The 7th Annual Outer Banks Seafood Festival featured a little bit of rain this year, and the verdict is in—a little bit of rain will not stop a few thousand people from showing up in Nags Head to celebrate the history, culture, and food of the area.
As rainy days go, it wasn’t much, just a few off and on again showers, and judging by the size of the crowd and some comments from the restaurants that were serving food, if attendance was down, it was barely noticeable.
Among the Outer Banks festivals, the Seafood Fest is one of our favorites. There is so much to like about it that it’s a bit difficult to know where to start.

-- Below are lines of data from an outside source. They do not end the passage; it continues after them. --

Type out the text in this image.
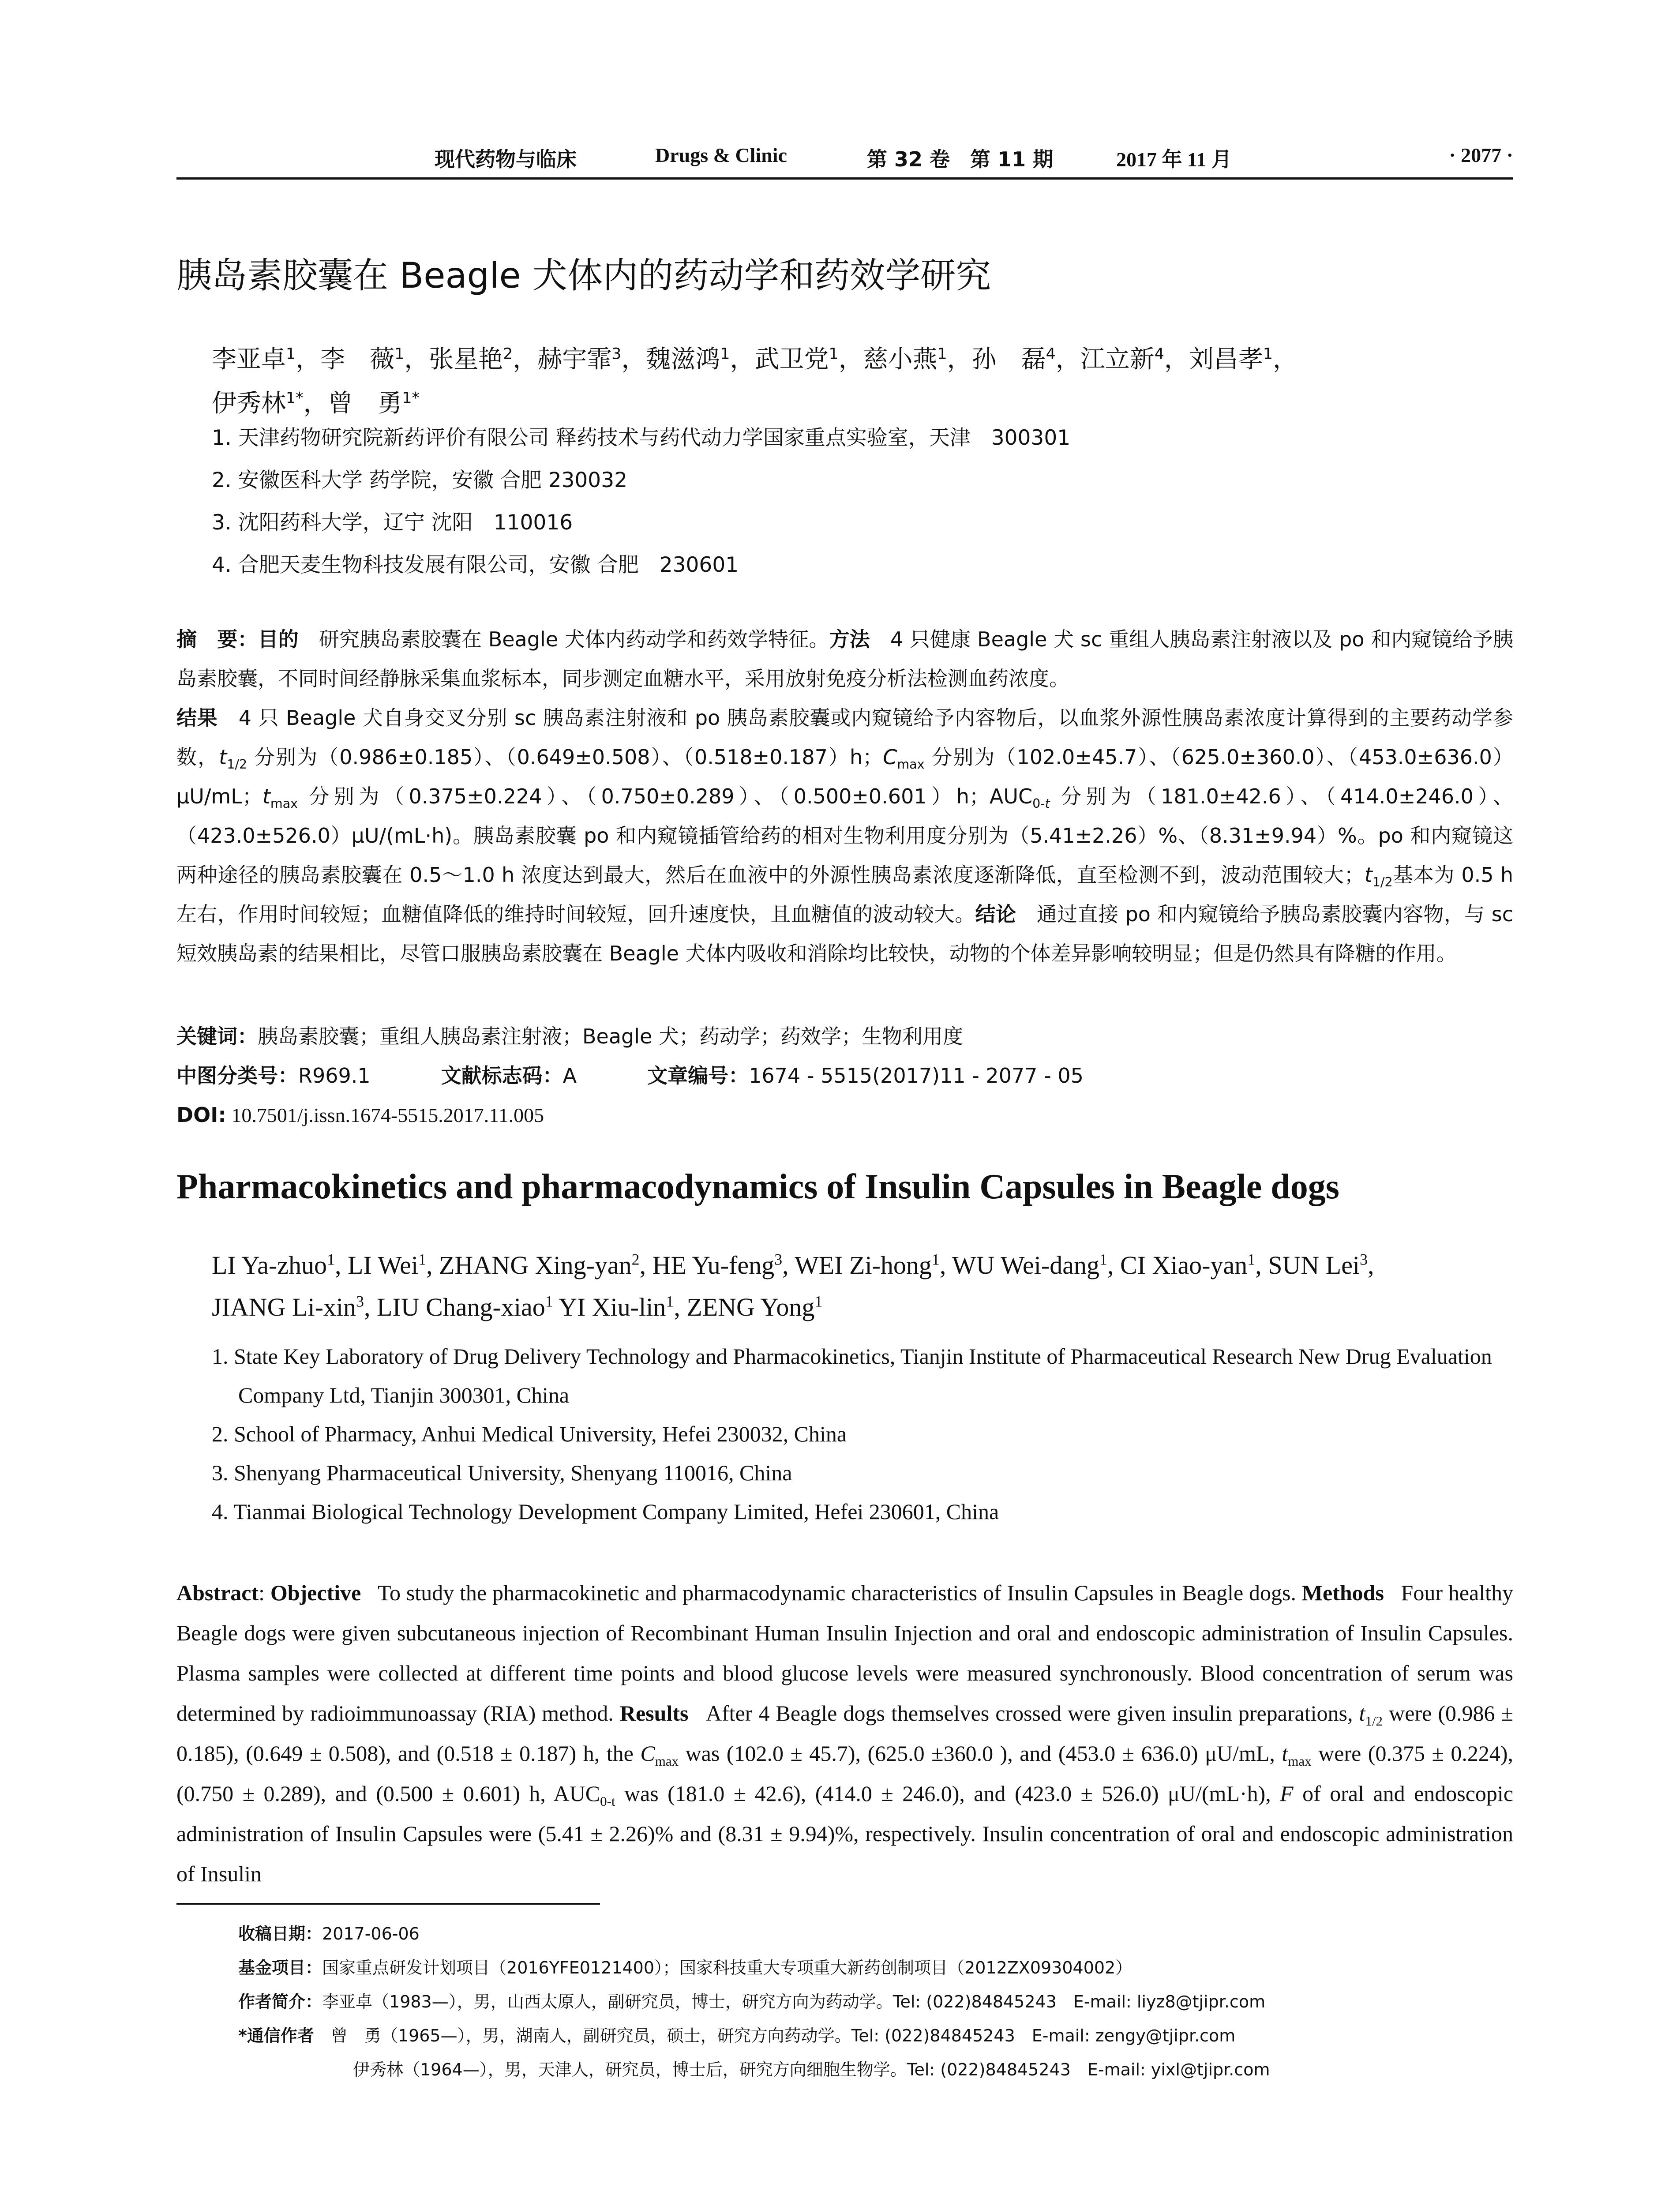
现代药物与临床	Drugs & Clinic	第 32 卷　第 11 期	2017 年 11 月	· 2077 ·
胰岛素胶囊在 Beagle 犬体内的药动学和药效学研究
李亚卓$^1$，李　薇$^1$，张星艳$^2$，赫宇霏$^3$，魏滋鸿$^1$，武卫党$^1$，慈小燕$^1$，孙　磊$^4$，江立新$^4$，刘昌孝$^1$，
伊秀林$^{1*}$，曾　勇$^{1*}$
1. 天津药物研究院新药评价有限公司 释药技术与药代动力学国家重点实验室，天津　300301
2. 安徽医科大学 药学院，安徽 合肥 230032
3. 沈阳药科大学，辽宁 沈阳　110016
4. 合肥天麦生物科技发展有限公司，安徽 合肥　230601
摘　要：目的　 研究胰岛素胶囊在 Beagle 犬体内药动学和药效学特征。方法　 4 只健康 Beagle 犬 sc 重组人胰岛素注射液以及 po 和内窥镜给予胰岛素胶囊，不同时间经静脉采集血浆标本，同步测定血糖水平，采用放射免疫分析法检测血药浓度。
结果　 4 只 Beagle 犬自身交叉分别 sc 胰岛素注射液和 po 胰岛素胶囊或内窥镜给予内容物后，以血浆外源性胰岛素浓度计算得到的主要药动学参数，$t_{1/2}$ 分别为（0.986±0.185）、（0.649±0.508）、（0.518±0.187）h；$C_{max}$ 分别为（102.0±45.7）、（625.0±360.0）、（453.0±636.0）μU/mL；$t_{max}$ 分别为（0.375±0.224）、（0.750±0.289）、（0.500±0.601）h；$AUC_{0-t}$ 分别为（181.0±42.6）、（414.0±246.0）、（423.0±526.0）μU/(mL·h)。胰岛素胶囊 po 和内窥镜插管给药的相对生物利用度分别为（5.41±2.26）%、（8.31±9.94）%。po 和内窥镜这两种途径的胰岛素胶囊在 0.5～1.0 h 浓度达到最大，然后在血液中的外源性胰岛素浓度逐渐降低，直至检测不到，波动范围较大；$t_{1/2}$基本为 0.5 h 左右，作用时间较短；血糖值降低的维持时间较短，回升速度快，且血糖值的波动较大。结论　 通过直接 po 和内窥镜给予胰岛素胶囊内容物，与 sc 短效胰岛素的结果相比，尽管口服胰岛素胶囊在 Beagle 犬体内吸收和消除均比较快，动物的个体差异影响较明显；但是仍然具有降糖的作用。
关键词：胰岛素胶囊；重组人胰岛素注射液；Beagle 犬；药动学；药效学；生物利用度
中图分类号：R969.1	文献标志码：A	文章编号：1674 - 5515(2017)11 - 2077 - 05
DOI: 10.7501/j.issn.1674-5515.2017.11.005
Pharmacokinetics and pharmacodynamics of Insulin Capsules in Beagle dogs
LI Ya-zhuo$^1$, LI Wei$^1$, ZHANG Xing-yan$^2$, HE Yu-feng$^3$, WEI Zi-hong$^1$, WU Wei-dang$^1$, CI Xiao-yan$^1$, SUN Lei$^3$,
JIANG Li-xin$^3$, LIU Chang-xiao$^1$ YI Xiu-lin$^1$, ZENG Yong$^1$
1. State Key Laboratory of Drug Delivery Technology and Pharmacokinetics, Tianjin Institute of Pharmaceutical Research New Drug Evaluation Company Ltd, Tianjin 300301, China
2. School of Pharmacy, Anhui Medical University, Hefei 230032, China
3. Shenyang Pharmaceutical University, Shenyang 110016, China
4. Tianmai Biological Technology Development Company Limited, Hefei 230601, China
Abstract: Objective To study the pharmacokinetic and pharmacodynamic characteristics of Insulin Capsules in Beagle dogs. Methods Four healthy Beagle dogs were given subcutaneous injection of Recombinant Human Insulin Injection and oral and endoscopic administration of Insulin Capsules. Plasma samples were collected at different time points and blood glucose levels were measured synchronously. Blood concentration of serum was determined by radioimmunoassay (RIA) method. Results After 4 Beagle dogs themselves crossed were given insulin preparations, $t_{1/2}$ were (0.986 ± 0.185), (0.649 ± 0.508), and (0.518 ± 0.187) h, the $C_{max}$ was (102.0 ± 45.7), (625.0 ±360.0 ), and (453.0 ± 636.0) μU/mL, $t_{max}$ were (0.375 ± 0.224), (0.750 ± 0.289), and (0.500 ± 0.601) h, $AUC_{0-t}$ was (181.0 ± 42.6), (414.0 ± 246.0), and (423.0 ± 526.0) μU/(mL·h), F of oral and endoscopic administration of Insulin Capsules were (5.41 ± 2.26)% and (8.31 ± 9.94)%, respectively. Insulin concentration of oral and endoscopic administration of Insulin
收稿日期：2017-06-06
基金项目：国家重点研发计划项目（2016YFE0121400）；国家科技重大专项重大新药创制项目（2012ZX09304002）
作者简介：李亚卓（1983—），男，山西太原人，副研究员，博士，研究方向为药动学。Tel: (022)84845243　E-mail: liyz8@tjipr.com
*通信作者　 曾　勇（1965—），男，湖南人，副研究员，硕士，研究方向药动学。Tel: (022)84845243　E-mail: zengy@tjipr.com
伊秀林（1964—），男，天津人，研究员，博士后，研究方向细胞生物学。Tel: (022)84845243　E-mail: yixl@tjipr.com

Although the food is as good a place as any to begin—and the food is probably the reason most people buy their SeaBucks at the entrance gate.
There were 11 restaurants on hand this year. With many selections available, it’s a good idea to acknowledge at the outset that trying everything is not possible—especially because almost all the restaurants offer two or three fresh seafood dishes as well as few desserts.
After attending a number of Outer Banks Seafood Festivals, the strategy we have devised is to go with a group of friends and sample small amounts of as much as possible. It’s also a good idea to eat a very light breakfast.
Choosing a favorite is near impossible. The Shrimp and Corn Chowder from Dirty Dick’s was perfect for a slightly rainy day. But the Shrimp Stuffed Pretzel from Proof Bakery was awfully good as well. And then there was the Oyster Stew from Greentails—done very traditionally and loaded with obviously fresh oysters.
That list just keeps on going and going, and to a significant extent, as we have learned, favorites are based on personal taste.
What makes this seafood festival so memorable, however, is how much there is to do beyond the food.
This is one gathering that, if the seafood isn’t tempting, go for the music.
Featuring the Dr. Tom Band with Leslie Buck, No More Room, and headliner The Main Event Band, the music was a trip back in time to the 60s, 70s, and 80s…and done very well.
The Main Event Band bills themselves as the ultimate party band, and they are very good. Excellent vocals, combined with saxophone and trumpet really set them apart.
The band did take a break in their two-hour set, and festival organizers brought local blues artist EZ Malone on stage.
EZ can usually be found sitting somewhere outside of an Outer Banks business, playing his guitar with the case open waiting for donations. His style is pure blues when he’s hanging out at a shopping mall, but at the festival, he played everything from Al Green jazz, to country, to Jimi Hendrix.
With the festival spread out across the Nags Head Event Site, there was plenty of room to move around—and a lot to do when taking a break from eating or the music.
One of the features that make the Seafood Festival so nice is how family oriented it is.
When the music was playing there always seemed to be some kids dancing in front of the stage. Sometimes alone, sometimes with their parents.
Children & Youth Partnership of Dare County always sets up a tent and there consistently seems to be eight or ten preschool children sitting at the tables creating…something.
There are also some great activities for a little bit older kids as well, although everyone’s favorite is more an activity for kids of all ages: the Mullet Toss.
The object is to throw a mullet as far as possible. Seems simple except, well, mullet is not very aerodynamic…and it’s a bit slimy. Still, there were some tosses of good distance, a few of them even made it past the designated area.
The mullet retrievers seemed to alternate between kids and commercial fisherman Jake Griffin’s retriever Renegade.
Jake was there with Renegade demonstrating how a seine net was strung, helping people to understand the differences among various nets.
“This net’s for spot,” he said, pointing out the size of the webbing.
Jake, though, was just one of a number of fishermen who were on hand, including his father, Captain Charlie “Grif” Griffin, Wicked Tuna Outer Banks captain of Reels of Fortune, as well as the other three captains who represent the Outer Banks on the show.
In addition to the fishermen, a number of organizations and groups who support commercial fisherman were at the festival. And when it was time to take a break from eating and throwing mullet, there were quite a few local artists and crafters who had set up booths on the south side of the site.
The third Saturday in October for 2019 is October 19; it’s probably not to early start planning to attend. The Outer Banks Seafood Festival is truly a must do event!